Strong growth from South Africa has underpinned an increase in business in the first quarter of 2012 for Fairbairn Private Bank. The bank has witnessed a 17% year-on-year increase, which is the strongest opening quarter for new business since the financial crisis commenced in 2008.
Greg Horton, managing director of Fairbairn Private Bank attributes growth to several new multi-million pound client mandates and widened access to the business’s discretionary investment management services, through the inclusion of a new range of collective investment funds.
“New business levels are certainly growing at a pace. While one must always be careful about reading too much into short-term indicators, it is reassuring to see such vibrant new business levels continuing following the very strong growth in our headline earnings in 2011.
"Further evidence of this growth lies in an ongoing year-on-year comparison around the level of assets on our award-winning integrated banking and investment platform, Focus. These had showed an impressive year-on-year increase in the opening quarter of 2011, but they are up again by over 17% year-on-year in the opening quarter of 2012.”
Total assets held in Focus, according to Horton, have grown by over a third since the financial crisis commenced and now approach £1.75bn.
Horton also credits the business’s strong performance to high levels of customer service delivered by his team, which so far this year has seen 87% of new accounts opened resulted from client referrals.

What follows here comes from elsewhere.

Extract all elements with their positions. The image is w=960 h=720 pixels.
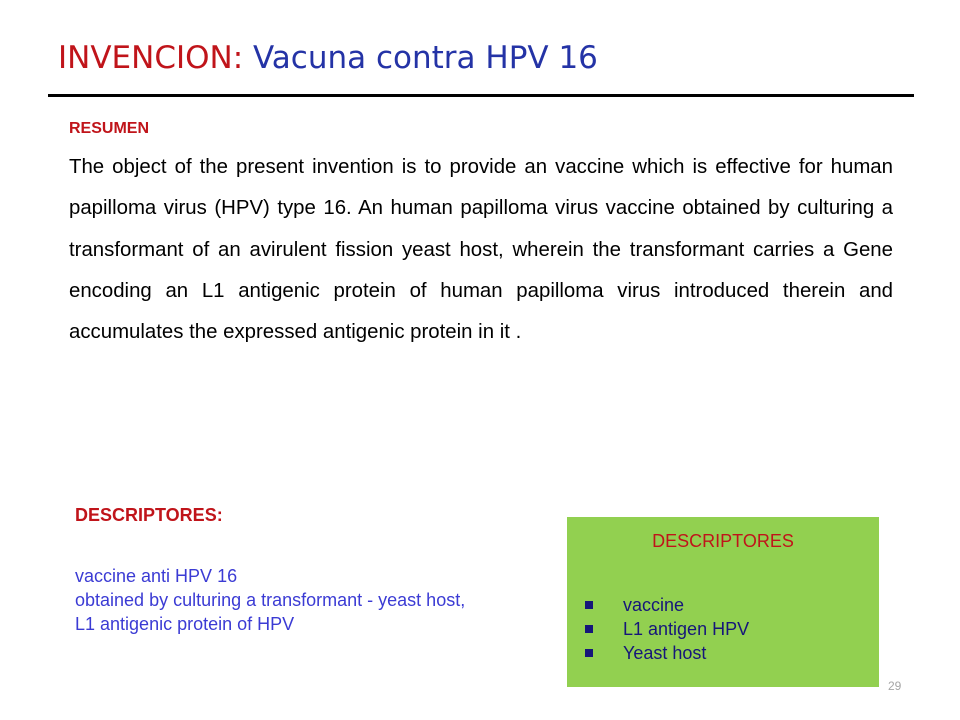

In terms of first quarter growth figures, Horton says the strongest contribution was from the South African operations.
"In 2010 the UK operation posted the strongest total business growth rates, whereas in 2011 Jersey and Isle of Man took their place at the head of the field. It is particularly pleasing to see that while all these locations feature strongly in the opening quarter of 2012, that in line with this diversification, it is now the contribution from our South African colleagues that shows the most significant increase in this year’s opening quarter."
Horton says he expects a similar growth trajectory from its recently opened office in the Middle East.
"With our latest office in the Middle East having just opened in Dubai, we are looking forward to its growing contribution as the year unfolds and in support of the new Basel III regulations, we will be looking to deliver greater capital efficiencies later this year."